警員們又在議論起來了……而且特意聽了一下的柯南越聽越難受——在大部分警員的眼中,這次破案的功勞不是有如神助的慶助千壽,而是自己被扔出這件事。
那個小鬼又被扔出去了、又破案了!這兩件巧合已經如同下了心理暗示一樣控制了那些警員的意識。
這也和柯南不知道的另一件事有關係,就是那些警員下意識的不喜歡調來的新人,而且還是調來第一天就表現的那麼活躍的新人。
不過事情勉強算是圓滿的結束了,除了柯南從頭到尾都在鬱悶以外。
「什麼?這個案子算平次哥哥贏了?不是誰都沒有解開真相嗎?」柯南一臉懵逼的抬頭看著裁判組的三位女子高中生。
「但是!」世良真純說道:「服部君用關西的語言解讀了死者的話得到了線索,而工藤什麼發現都沒有不是嗎?所以說,這次不夠徹底的推理比賽,是服部君勝利了!」
「嘿嘿!所以說我才是第一的名偵探,比工藤強多了!」服部平次立刻得意洋洋起來。
和葉毫不猶豫的給了他一個肘擊:「別在哪裡傻了!與其說是勉強算你贏了,倒不如說是你們兩個都輸給那位警官了吧?」
「那怎麼能算數呢!明明是那幫警察不讓我們插手,不然的話我早就把他們全都解決了!」服部平次倔強的說。

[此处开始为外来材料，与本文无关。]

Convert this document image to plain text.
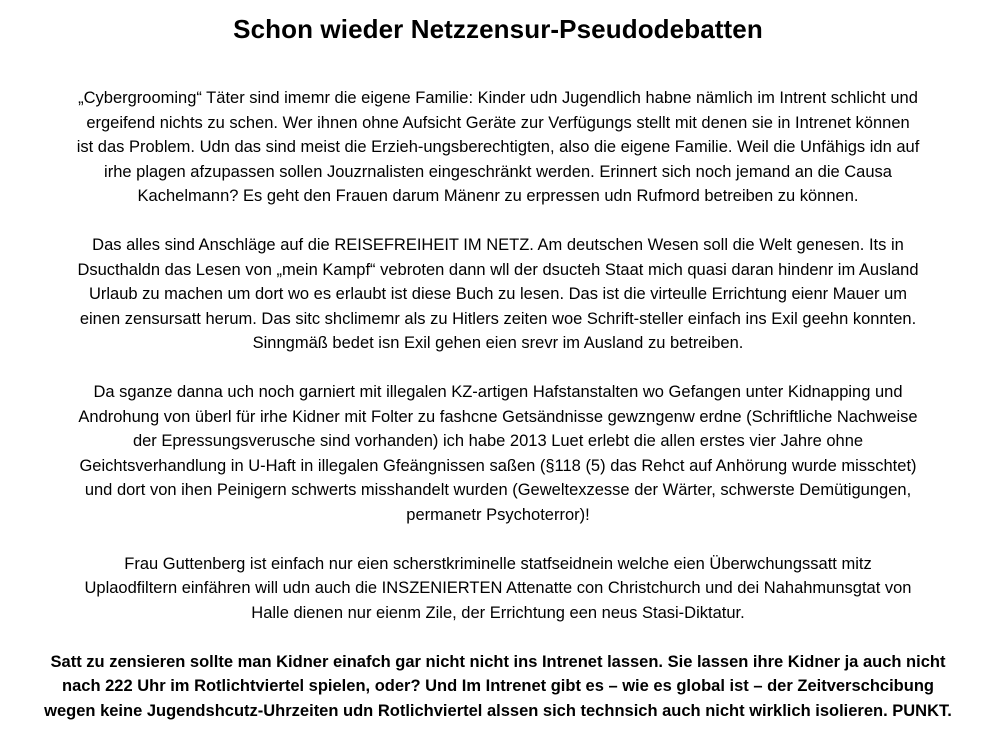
Schon wieder Netzzensur-Pseudodebatten
„Cybergrooming“ Täter sind imemr die eigene Familie: Kinder udn Jugendlich habne nämlich im Intrent schlicht und
ergeifend nichts zu schen. Wer ihnen ohne Aufsicht Geräte zur Verfügungs stellt mit denen sie in Intrenet können
ist das Problem. Udn das sind meist die Erzieh-ungsberechtigten, also die eigene Familie. Weil die Unfähigs idn auf
irhe plagen afzupassen sollen Jouzrnalisten eingeschränkt werden. Erinnert sich noch jemand an die Causa
Kachelmann? Es geht den Frauen darum Mänenr zu erpressen udn Rufmord betreiben zu können.
Das alles sind Anschläge auf die REISEFREIHEIT IM NETZ. Am deutschen Wesen soll die Welt genesen. Its in
Dsucthaldn das Lesen von „mein Kampf“ vebroten dann wll der dsucteh Staat mich quasi daran hindenr im Ausland
Urlaub zu machen um dort wo es erlaubt ist diese Buch zu lesen. Das ist die virteulle Errichtung eienr Mauer um
einen zensursatt herum. Das sitc shclimemr als zu Hitlers zeiten woe Schrift-steller einfach ins Exil geehn konnten.
Sinngmäß bedet isn Exil gehen eien srevr im Ausland zu betreiben.
Da sganze danna uch noch garniert mit illegalen KZ-artigen Hafstanstalten wo Gefangen unter Kidnapping und
Androhung von überl für irhe Kidner mit Folter zu fashcne Getsändnisse gewzngenw erdne (Schriftliche Nachweise
der Epressungsverusche sind vorhanden) ich habe 2013 Luet erlebt die allen erstes vier Jahre ohne
Geichtsverhandlung in U-Haft in illegalen Gfeängnissen saßen (§118 (5) das Rehct auf Anhörung wurde misschtet)
und dort von ihen Peinigern schwerts misshandelt wurden (Geweltexzesse der Wärter, schwerste Demütigungen,
permanetr Psychoterror)!
Frau Guttenberg ist einfach nur eien scherstkriminelle statfseidnein welche eien Überwchungssatt mitz
Uplaodfiltern einfähren will udn auch die INSZENIERTEN Attenatte con Christchurch und dei Nahahmunsgtat von
Halle dienen nur eienm Zile, der Errichtung een neus Stasi-Diktatur.
Satt zu zensieren sollte man Kidner einafch gar nicht nicht ins Intrenet lassen. Sie lassen ihre Kidner ja auch nicht
nach 222 Uhr im Rotlichtviertel spielen, oder? Und Im Intrenet gibt es – wie es global ist – der Zeitverschcibung
wegen keine Jugendshcutz-Uhrzeiten udn Rotlichviertel alssen sich technsich auch nicht wirklich isolieren. PUNKT.
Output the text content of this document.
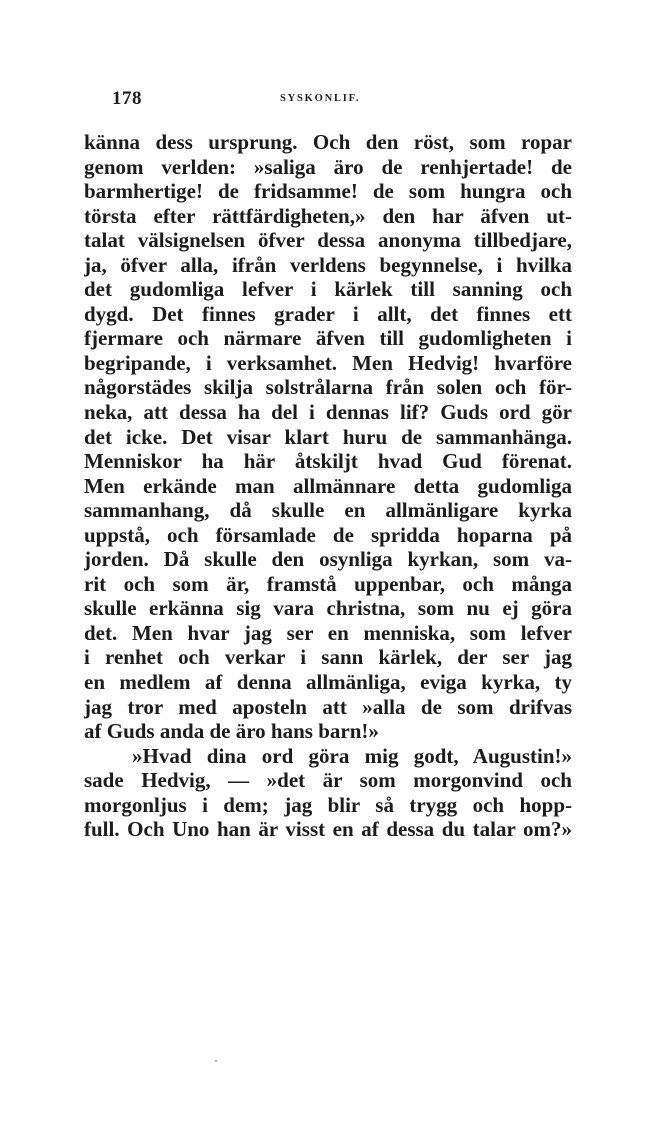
178	SYSKONLIF.
känna dess ursprung. Och den röst, som ropar
genom verlden: »saliga äro de renhjertade! de
barmhertige! de fridsamme! de som hungra och
törsta efter rättfärdigheten,» den har äfven ut-
talat välsignelsen öfver dessa anonyma tillbedjare,
ja, öfver alla, ifrån verldens begynnelse, i hvilka
det gudomliga lefver i kärlek till sanning och
dygd. Det finnes grader i allt, det finnes ett
fjermare och närmare äfven till gudomligheten i
begripande, i verksamhet. Men Hedvig! hvarföre
någorstädes skilja solstrålarna från solen och för-
neka, att dessa ha del i dennas lif? Guds ord gör
det icke. Det visar klart huru de sammanhänga.
Menniskor ha här åtskiljt hvad Gud förenat.
Men erkände man allmännare detta gudomliga
sammanhang, då skulle en allmänligare kyrka
uppstå, och församlade de spridda hoparna på
jorden. Då skulle den osynliga kyrkan, som va-
rit och som är, framstå uppenbar, och många
skulle erkänna sig vara christna, som nu ej göra
det. Men hvar jag ser en menniska, som lefver
i renhet och verkar i sann kärlek, der ser jag
en medlem af denna allmänliga, eviga kyrka, ty
jag tror med aposteln att »alla de som drifvas
af Guds anda de äro hans barn!»
»Hvad dina ord göra mig godt, Augustin!»
sade Hedvig, — »det är som morgonvind och
morgonljus i dem; jag blir så trygg och hopp-
full. Och Uno han är visst en af dessa du talar om?»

「那可不一定喲。」毛利大叔潑了盆冷水:「那位警官一直是在獨立行動,而且根本沒有占你們什麼便宜,鎖定犯人的依據其實也和關西人無關,其實不是你們的進度慢不是因為被他們阻擋了,而是那位警官完全忽視了其他謎題,只去處理最關鍵的謎題吧?」
「其他謎題?」「最關鍵的謎題?」服部平次和柯南不約而同疑惑的重複道。
「沒錯,我沒記錯的話那位警官在我們還在討論關西腔的問題的時候,就從廁所離開穿過了我們去找店員問詢,我想他就是已經確認了死者是他殺之後立刻開始鎖定嫌疑人了並縮小範圍了,至於我們對關西腔的討論,既然他後來說了出來自然是聽見了,不過我想也緊緊是聽見了而已。」毛利大叔又開始了在後輩面前秀智商:「還有兇手為什麼不洗手的問題,他是從開始到結束之後也一直沒有考慮過,或者說根本不在意。」
「不在意?」服部平次有些驚訝,而柯南則平淡一些。
「沒錯,就是不在意。」毛利大叔畢竟做過很長時間的刑警嗎,對於刑警的思維模式很容易便能理解:「因為他不需要破解犯人的手法,犯人的特徵,他只需要找到犯人是誰,和證據在哪,其餘的哪怕是犯罪動機都一概不需要,因為警察可以在抓到犯人之後從犯人的嘴裡問出來。」
「根本就是對推理的褻瀆……」服部平次只能發出絕望的控訴。